Abstract

The service life, safety, and capacity of lithium-ion power battery packs relies heavily on the consistency among battery cells. Grouping is an effective procedure to improve consistency by screening cells with similar performance and assembling them into an identical group. Battery grouping can be achieved via clustering techniques based on characteristics like static capacity, internal resistance etc. The dynamic characteristics-based method considers the battery performance during the entire charging-discharging process and has become one of the most promising grouping method. However, it suffers from high computational complexity. Nowadays, facing stricter quality standards and the increasing demand for battery products, existing dynamic characteristics-based grouping scheme cannot meet the performance and time requirement of the modern high-quality, large-scale battery manufacturing. In this paper, a novel grouping scheme based on distributed time-series clustering is proposed to match the need of both efficiency and consistency improvement. The proposed scheme designs an effective cloud-edge mode and utilizes an innovative two-stage trick to achieve parallel processing, which split the original centralized clustering approach into local clustering and global merging. The host computers for data acquisition and battery control are regarded as distributed edge computing resources to implement local clustering on the acquired battery discharging voltage sequence set. Cluster contours are extracted via a denoising contour extraction algorithm considering the irregularity of the discharging voltage sequences. The results of the above preliminary processing are uploaded to a cloud data center. A pragmatic merging scheme based on an integrated merging indicator is established to solve the decision-making problem of global merging on the cloud data center.

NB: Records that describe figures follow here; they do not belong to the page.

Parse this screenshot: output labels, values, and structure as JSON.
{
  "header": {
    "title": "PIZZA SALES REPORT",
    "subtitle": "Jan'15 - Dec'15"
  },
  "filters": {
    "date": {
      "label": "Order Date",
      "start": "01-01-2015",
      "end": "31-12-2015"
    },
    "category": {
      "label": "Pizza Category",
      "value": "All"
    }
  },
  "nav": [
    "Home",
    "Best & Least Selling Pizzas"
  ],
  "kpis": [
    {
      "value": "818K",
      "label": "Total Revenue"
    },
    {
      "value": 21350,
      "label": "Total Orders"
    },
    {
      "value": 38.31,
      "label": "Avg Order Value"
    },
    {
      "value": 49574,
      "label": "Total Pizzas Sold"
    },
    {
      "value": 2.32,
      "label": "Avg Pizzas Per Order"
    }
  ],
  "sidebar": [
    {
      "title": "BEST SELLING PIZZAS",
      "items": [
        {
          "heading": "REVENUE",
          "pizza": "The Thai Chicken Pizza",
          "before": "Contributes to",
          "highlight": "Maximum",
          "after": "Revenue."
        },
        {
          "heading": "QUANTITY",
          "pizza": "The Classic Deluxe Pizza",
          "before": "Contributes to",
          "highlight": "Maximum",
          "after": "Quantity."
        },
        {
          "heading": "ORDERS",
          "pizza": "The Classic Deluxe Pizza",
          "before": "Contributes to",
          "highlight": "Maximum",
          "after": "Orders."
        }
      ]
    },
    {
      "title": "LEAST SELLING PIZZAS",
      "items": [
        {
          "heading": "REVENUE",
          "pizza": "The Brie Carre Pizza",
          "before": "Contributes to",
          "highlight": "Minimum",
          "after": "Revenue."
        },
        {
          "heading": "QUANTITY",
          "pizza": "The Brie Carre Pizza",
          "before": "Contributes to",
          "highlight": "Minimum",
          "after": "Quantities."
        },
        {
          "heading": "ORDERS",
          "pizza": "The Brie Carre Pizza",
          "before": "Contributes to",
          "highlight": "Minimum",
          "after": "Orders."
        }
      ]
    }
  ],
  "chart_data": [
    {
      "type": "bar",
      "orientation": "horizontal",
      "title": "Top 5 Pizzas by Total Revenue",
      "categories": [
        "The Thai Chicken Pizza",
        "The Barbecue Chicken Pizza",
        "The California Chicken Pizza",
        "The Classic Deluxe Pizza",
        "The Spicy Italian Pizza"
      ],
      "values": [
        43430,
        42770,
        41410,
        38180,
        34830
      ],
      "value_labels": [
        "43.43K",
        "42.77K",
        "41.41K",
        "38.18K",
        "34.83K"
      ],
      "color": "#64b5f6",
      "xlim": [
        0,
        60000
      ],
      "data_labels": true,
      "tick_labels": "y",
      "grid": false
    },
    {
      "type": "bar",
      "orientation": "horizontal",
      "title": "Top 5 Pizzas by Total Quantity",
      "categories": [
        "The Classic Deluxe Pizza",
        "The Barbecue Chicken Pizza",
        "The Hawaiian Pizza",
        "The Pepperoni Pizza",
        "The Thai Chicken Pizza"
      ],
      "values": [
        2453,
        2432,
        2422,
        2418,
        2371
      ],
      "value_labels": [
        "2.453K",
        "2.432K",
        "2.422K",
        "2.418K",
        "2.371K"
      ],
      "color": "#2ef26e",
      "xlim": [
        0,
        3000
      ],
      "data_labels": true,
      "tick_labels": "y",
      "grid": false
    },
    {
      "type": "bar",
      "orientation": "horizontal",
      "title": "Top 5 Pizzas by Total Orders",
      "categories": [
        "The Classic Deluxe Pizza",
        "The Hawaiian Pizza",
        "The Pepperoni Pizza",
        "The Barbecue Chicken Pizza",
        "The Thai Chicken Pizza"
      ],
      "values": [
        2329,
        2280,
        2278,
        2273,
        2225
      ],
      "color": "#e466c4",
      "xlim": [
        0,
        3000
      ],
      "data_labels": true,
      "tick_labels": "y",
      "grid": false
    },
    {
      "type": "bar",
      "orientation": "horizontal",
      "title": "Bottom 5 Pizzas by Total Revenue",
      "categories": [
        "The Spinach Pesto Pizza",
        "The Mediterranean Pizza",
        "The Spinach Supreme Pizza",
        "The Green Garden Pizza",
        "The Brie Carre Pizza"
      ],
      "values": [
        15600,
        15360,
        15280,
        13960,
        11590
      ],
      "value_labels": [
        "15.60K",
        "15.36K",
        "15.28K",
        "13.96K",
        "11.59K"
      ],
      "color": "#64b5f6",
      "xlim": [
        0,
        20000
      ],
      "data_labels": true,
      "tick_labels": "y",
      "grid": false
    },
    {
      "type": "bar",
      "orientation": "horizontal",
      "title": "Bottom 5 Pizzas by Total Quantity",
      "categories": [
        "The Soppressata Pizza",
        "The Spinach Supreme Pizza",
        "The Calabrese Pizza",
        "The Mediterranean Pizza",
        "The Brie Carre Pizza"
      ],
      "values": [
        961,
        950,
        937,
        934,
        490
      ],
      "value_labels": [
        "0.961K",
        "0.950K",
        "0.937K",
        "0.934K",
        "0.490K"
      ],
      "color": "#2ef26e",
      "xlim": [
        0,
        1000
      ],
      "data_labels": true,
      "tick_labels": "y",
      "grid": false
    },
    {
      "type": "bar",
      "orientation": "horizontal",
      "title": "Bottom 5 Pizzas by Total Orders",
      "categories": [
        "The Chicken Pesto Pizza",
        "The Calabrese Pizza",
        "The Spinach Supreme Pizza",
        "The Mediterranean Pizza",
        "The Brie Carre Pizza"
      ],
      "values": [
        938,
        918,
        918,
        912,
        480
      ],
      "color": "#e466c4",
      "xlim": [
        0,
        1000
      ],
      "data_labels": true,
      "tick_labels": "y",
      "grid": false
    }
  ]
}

The final global cluster set is transmitted back to host computers to instruct cell unloading operation. Experimental results based on real battery discharging voltage sequence data suggest that the proposed scheme can reduce the inconsistency rate by 43.56% and the time cost by 92.87%. The computing efficiency and resource utilization rate of the distributed scheme is much higher than the centralized scheme. Meanwhile, compared with three existing advanced grouping approaches, our scheme perform the best in reducing inconsistency rate. (C) 2019 Published by Elsevier Ltd.